Wednesday, 18 May 2011

Afghan Agents Thwart Assassination Attempt On Indian Diplomat

Kabul - Afghan intelligence agents have arrested two suspected attackers who intended to assassinate the Indian consul for eastern Afghanistan, a spokesman for the agency said on Wednesday. The two Afghan men, who 'were paid by a foreign intelligence service,' planned to kill the head of the Indian consulate in Nangarhar Province, but were arrested before carrying out the attack, Lutfullah Mashal, spokesman for National Directorate of Security, said.

The detained men allegedly confessed that they had been provided with money, weapons and a vehicle by foreign intelligence agents to attack the consulate, Mashal said. He did not say which intelligence service he was referring to other than saying, 'We all know which one I mean.'

Both Afghanistan and India have repeatedly accused elements inside Pakistan of sponsoring attacks in their countries, particularly the 2008 Mumbai attack and two bombings targeting the Indian Embassy in Kabul.

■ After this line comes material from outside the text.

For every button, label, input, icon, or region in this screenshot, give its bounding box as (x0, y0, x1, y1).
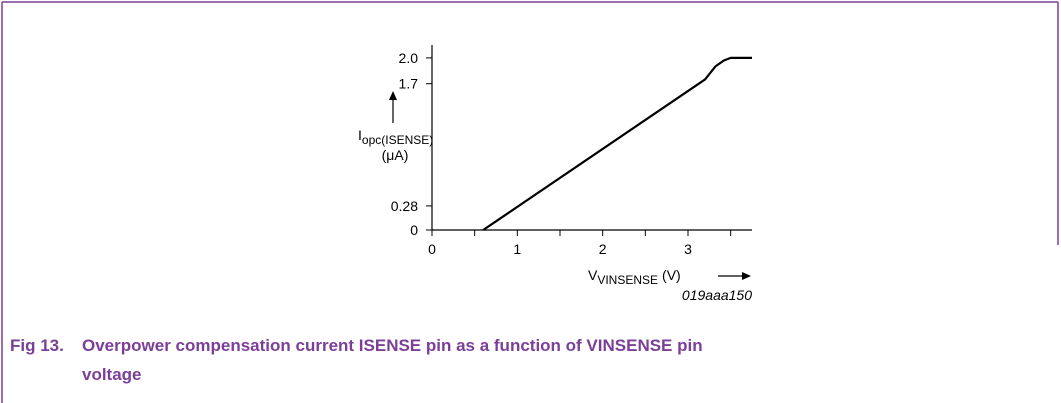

Islamabad has objected strongly to the four consulates New Delhi has in Afghanistan, in addition to its embassy in Kabul, saying the compounds are being used against Pakistan.

Pakistan, which was one of only three countries that officially recognized the deposed Taliban regime and which is still accused of helping some Afghan Taliban groups, has expressed dissatisfaction with India's close association with the administration of President Hamid Karzai.

The two regional rivals are seeking a role in Afghanistan after the US-led forces withdraw. Hints from Western countries on a more rapid exit from Afghanistan following the May 2 killing of Osama bin Laden have fuelled the rivalry

Indian Prime Minister Manmohan Singh plans to visit Afghanistan in coming days to discuss security, terrorism and development aid to wartorn country.

Singh is expected to announce an additional 100 million dollars in aid during the trip. India is one of the leading donors in Afghanistan, spending about 1.3 billion dollars on rebuilding the country since the Taliban was ousted in 2001.